Mother Cheng’s eyes nearly dripped tears: “Of five children, I loved Third Son and you most, yet after you two married, you only care for your wives. Whatever you have to say, you only tell your wives, no longer caring for Mother. Mother’s lap is empty, her heart is empty—how can that be good?!”
She was born a farm woman and didn’t fear hardship or toil. It was just that after her son started his enterprise, she was kept in the dark about everything, while conversely Madam Xiao constantly accompanied him at his side, knowing everything—making herself seem like an outsider.
Cheng Shi found Mother Cheng’s complaint incomprehensible: “When men establish households, it’s naturally this way. Even a hundred years from now, Mother will be buried with Father, while sons will be buried in the same chamber with their wives.”
After a pause, Cheng Shi saw Mother Cheng’s resentful expression and ‘very cleverly’ understood it in another direction: “Since Father passed away, Mother has been quite lonely—I know this. I wonder if Mother has someone she fancies? If so, why not remarry?” He thought as long as his mother was happy, even providing extra dowry was fine—Mother’s later years should be joyful.
Mother Cheng’s eyes, originally moistened into a South American rainforest, immediately dried into the Sahara, glaring furiously at her son like fire.
Cheng Shi still felt he was being very magnanimous: “Mother need not be embarrassed. Mother labored mentally and physically for the Cheng family—we children all see it. If Mother wants to remarry, my brothers and I have absolutely no objection. Moreover, the Cheng family population is thin. If the spirits protect us and Mother gives birth to new siblings in the future, that’s also a good thing. I will certainly treat them as full siblings!”
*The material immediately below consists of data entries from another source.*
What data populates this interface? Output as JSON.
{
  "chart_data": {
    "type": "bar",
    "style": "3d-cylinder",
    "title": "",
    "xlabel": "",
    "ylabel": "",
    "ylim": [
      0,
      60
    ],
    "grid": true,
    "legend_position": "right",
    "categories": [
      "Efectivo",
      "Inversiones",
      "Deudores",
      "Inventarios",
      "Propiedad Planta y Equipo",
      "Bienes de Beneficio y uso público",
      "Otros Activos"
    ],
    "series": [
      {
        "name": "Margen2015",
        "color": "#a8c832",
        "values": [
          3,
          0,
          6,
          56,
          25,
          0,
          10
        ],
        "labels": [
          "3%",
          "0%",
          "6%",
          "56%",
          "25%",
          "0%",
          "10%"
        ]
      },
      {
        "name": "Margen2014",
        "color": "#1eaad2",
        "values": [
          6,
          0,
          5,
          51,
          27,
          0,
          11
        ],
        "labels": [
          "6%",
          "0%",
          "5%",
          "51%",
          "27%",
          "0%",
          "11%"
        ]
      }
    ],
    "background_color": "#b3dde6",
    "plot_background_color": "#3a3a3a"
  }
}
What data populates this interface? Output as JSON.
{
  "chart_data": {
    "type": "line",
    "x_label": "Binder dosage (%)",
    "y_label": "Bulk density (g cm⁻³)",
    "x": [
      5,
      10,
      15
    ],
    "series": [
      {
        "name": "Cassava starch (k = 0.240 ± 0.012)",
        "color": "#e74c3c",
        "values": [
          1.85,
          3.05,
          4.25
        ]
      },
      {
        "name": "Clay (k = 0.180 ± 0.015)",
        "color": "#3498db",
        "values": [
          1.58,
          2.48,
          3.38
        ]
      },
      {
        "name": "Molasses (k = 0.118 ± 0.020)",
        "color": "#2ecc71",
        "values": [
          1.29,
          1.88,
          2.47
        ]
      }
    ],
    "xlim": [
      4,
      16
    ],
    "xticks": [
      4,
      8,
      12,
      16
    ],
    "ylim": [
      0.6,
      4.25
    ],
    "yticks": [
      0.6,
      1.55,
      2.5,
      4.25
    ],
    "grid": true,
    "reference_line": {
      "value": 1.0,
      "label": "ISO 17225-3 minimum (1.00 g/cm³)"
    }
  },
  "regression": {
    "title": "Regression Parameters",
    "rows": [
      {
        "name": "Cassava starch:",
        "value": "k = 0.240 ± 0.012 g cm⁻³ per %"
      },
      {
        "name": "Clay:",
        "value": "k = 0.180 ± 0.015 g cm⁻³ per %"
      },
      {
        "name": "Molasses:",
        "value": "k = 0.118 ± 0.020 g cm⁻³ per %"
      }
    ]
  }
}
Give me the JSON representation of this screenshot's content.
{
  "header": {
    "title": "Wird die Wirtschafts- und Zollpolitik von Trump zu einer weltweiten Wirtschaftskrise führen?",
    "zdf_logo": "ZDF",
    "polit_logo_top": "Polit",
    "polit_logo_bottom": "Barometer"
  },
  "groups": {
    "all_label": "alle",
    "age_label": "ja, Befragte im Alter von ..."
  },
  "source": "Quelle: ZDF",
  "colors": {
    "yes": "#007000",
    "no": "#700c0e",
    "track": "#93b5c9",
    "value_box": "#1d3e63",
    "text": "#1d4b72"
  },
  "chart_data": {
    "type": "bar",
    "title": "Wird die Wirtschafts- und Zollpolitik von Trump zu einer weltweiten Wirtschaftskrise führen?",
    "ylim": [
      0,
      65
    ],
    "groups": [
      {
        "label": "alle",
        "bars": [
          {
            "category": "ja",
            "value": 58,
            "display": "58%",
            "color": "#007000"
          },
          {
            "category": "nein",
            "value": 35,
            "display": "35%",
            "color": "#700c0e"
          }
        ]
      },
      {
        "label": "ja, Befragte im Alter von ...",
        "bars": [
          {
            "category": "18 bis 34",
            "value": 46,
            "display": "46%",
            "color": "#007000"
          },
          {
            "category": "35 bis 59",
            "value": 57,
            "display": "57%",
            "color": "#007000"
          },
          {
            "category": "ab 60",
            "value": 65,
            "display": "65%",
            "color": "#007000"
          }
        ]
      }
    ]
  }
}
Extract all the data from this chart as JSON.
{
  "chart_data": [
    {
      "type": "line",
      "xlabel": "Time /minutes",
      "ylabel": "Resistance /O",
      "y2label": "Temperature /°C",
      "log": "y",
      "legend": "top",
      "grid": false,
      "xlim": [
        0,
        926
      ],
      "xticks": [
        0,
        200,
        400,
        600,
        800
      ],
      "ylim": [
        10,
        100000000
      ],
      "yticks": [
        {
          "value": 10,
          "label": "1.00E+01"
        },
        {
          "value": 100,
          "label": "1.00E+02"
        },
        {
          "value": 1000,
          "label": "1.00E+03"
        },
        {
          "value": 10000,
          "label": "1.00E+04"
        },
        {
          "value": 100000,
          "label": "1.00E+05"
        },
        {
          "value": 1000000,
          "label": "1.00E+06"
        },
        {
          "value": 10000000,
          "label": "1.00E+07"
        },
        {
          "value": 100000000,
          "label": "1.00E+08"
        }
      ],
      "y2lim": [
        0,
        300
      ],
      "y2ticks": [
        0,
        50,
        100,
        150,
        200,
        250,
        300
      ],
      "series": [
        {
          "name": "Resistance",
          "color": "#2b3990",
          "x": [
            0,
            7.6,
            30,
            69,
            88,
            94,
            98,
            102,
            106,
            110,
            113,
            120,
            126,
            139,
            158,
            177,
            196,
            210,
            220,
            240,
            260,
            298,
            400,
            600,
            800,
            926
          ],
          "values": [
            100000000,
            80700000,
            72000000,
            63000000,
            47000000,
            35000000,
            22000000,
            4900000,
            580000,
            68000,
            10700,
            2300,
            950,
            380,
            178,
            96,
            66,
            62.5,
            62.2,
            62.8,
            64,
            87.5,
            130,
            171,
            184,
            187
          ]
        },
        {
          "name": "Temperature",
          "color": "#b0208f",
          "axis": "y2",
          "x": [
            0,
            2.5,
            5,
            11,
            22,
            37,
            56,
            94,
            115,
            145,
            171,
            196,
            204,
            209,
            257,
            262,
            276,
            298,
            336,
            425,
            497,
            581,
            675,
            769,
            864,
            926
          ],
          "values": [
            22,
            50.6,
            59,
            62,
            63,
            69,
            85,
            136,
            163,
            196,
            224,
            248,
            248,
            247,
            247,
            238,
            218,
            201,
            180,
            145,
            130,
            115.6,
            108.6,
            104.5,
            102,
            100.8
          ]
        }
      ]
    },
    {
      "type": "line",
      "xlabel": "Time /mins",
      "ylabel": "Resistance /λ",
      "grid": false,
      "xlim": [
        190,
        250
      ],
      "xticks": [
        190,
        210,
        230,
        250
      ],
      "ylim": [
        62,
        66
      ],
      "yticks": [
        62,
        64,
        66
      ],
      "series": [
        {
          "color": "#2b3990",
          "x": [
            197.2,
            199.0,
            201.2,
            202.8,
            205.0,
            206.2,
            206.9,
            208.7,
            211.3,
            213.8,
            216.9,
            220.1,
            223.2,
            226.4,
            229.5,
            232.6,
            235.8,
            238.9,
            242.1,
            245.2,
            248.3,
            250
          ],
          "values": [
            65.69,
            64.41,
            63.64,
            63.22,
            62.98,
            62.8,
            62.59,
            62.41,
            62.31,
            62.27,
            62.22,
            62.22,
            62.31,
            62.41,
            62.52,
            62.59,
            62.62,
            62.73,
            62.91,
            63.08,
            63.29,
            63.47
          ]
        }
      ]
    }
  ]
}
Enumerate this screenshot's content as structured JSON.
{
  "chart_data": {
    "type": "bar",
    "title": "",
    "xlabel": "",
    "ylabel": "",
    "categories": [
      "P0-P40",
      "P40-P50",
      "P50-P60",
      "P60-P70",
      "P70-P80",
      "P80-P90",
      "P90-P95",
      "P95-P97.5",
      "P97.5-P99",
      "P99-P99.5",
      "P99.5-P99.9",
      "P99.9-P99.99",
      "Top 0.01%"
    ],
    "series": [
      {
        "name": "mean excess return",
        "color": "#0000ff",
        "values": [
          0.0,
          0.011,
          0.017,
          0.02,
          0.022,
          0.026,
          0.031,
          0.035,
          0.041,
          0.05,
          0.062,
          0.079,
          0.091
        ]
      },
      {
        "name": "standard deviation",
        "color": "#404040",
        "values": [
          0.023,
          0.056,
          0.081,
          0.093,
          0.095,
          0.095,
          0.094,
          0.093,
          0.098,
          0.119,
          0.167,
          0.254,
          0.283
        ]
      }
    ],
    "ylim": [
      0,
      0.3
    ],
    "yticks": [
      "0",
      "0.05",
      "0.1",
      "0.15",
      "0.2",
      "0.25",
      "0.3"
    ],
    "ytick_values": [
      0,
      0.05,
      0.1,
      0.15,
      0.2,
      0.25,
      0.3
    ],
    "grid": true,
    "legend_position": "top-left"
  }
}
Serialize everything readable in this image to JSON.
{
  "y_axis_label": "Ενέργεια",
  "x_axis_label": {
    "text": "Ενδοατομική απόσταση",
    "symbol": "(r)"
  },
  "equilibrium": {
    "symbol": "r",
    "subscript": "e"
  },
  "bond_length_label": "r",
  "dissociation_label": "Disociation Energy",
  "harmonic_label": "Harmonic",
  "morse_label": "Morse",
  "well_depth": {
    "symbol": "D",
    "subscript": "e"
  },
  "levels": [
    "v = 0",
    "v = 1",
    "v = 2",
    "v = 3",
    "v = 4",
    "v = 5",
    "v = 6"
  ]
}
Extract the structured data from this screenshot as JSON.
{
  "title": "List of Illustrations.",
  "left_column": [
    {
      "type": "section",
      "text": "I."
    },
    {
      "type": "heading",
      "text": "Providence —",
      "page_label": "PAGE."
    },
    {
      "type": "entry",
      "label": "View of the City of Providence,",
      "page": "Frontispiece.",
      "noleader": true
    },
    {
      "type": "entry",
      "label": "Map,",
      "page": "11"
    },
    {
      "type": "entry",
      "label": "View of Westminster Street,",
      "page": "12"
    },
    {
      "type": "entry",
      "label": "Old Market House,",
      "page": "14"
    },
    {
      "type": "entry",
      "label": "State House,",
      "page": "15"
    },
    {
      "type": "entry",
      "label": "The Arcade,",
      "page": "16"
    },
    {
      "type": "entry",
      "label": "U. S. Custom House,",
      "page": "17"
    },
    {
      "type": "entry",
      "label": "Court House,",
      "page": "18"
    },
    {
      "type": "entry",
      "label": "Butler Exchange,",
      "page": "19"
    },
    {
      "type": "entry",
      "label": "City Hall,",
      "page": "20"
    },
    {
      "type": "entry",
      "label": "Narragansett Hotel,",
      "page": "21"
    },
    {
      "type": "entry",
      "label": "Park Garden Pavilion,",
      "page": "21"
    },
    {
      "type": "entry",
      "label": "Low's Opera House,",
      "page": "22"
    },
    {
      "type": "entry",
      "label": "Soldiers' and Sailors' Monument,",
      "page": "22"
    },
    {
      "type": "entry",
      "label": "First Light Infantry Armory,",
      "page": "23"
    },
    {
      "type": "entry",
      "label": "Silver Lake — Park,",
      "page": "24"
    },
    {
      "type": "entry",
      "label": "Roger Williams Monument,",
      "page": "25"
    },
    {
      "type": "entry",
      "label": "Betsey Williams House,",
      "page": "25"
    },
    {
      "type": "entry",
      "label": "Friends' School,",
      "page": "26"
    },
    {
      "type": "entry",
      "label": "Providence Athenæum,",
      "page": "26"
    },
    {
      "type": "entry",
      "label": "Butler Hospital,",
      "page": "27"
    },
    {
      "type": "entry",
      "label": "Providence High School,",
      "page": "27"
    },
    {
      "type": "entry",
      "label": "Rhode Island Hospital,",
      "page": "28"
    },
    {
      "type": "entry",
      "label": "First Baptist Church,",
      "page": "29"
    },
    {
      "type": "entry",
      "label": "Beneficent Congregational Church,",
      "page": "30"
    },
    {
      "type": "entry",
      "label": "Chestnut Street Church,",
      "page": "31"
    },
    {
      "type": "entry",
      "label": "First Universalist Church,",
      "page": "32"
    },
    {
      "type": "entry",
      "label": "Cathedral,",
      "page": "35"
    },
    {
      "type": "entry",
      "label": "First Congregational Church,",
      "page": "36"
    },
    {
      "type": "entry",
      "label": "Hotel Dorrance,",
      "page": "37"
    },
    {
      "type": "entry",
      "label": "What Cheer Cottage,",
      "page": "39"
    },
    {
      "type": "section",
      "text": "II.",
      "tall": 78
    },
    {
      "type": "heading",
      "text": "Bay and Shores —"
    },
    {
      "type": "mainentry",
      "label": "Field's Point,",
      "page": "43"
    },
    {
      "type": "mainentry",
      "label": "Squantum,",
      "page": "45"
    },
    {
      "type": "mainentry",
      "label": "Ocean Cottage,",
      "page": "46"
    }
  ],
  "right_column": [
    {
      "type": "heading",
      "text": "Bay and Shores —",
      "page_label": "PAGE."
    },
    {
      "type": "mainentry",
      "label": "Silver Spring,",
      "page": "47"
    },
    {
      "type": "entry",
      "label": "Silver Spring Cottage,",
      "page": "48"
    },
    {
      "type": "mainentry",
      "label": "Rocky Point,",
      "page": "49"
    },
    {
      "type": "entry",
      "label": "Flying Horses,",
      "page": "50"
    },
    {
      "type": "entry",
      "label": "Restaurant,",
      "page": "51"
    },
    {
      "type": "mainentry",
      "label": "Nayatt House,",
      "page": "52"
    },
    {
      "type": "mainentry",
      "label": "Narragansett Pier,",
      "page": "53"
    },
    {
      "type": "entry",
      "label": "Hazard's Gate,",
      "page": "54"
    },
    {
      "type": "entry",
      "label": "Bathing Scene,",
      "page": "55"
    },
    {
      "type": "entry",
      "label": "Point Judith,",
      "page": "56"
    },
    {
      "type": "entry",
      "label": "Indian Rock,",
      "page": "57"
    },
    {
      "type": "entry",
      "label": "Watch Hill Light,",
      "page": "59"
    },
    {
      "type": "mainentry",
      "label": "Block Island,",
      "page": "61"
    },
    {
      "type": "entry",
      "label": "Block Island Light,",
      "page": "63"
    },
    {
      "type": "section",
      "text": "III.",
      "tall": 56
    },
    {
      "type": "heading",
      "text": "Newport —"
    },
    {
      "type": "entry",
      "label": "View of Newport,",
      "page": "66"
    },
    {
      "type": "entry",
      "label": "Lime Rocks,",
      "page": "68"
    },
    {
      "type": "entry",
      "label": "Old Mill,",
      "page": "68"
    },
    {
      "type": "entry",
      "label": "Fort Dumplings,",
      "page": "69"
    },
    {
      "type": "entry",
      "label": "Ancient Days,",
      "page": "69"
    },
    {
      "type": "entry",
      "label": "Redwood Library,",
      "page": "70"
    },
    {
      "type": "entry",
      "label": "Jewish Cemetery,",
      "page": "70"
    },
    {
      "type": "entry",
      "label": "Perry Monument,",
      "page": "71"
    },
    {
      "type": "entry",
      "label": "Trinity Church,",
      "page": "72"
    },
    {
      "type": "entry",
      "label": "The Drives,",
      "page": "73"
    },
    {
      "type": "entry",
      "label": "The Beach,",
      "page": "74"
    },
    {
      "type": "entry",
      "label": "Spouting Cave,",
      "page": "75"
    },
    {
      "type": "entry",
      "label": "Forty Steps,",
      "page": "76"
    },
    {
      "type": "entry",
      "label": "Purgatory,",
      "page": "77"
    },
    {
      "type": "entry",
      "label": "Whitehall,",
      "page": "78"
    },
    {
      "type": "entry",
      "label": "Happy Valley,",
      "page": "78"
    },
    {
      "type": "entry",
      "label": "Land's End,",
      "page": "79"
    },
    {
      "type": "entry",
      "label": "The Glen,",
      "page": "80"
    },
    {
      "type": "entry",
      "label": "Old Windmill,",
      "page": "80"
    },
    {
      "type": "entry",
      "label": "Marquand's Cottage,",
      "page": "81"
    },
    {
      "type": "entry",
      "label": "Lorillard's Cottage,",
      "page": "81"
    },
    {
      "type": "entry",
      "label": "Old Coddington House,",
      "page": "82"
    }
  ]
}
Mother Cheng finally could endure no more, picking up that black lacquered wooden table and heavily hurling it at Cheng Shi: “You wretch, get out! If you die first, this old body will definitely find your wife a good man to remarry and have a whole brood of new children!”
—This was the last sentence of this mother-son heart-to-heart after ten years apart.
…
On the other side, Qing Cong was gently massaging Madam Xiao’s shoulders. Hearing indistinct shouting from not far away, she smiled: “The Master and Old Madam both have loud voices. I wonder how the conversation went—I only hope Old Madam has a change of heart. A family should always be harmonious.”
Madam Xiao slightly curved her mouth corners: “Nothing more than old trivialities. Having been hard before, now it’s time for softness. I told the Master to praise Mother-in-law’s hardships back then more, speak more of how mother and son depended on each other to get by, mention me and the Xiao family less. Between birth mother and son, what can’t be overcome?”
Qing Cong’s face lit up with smiles: “The Madam is wise. This time the Master will surely succeed.”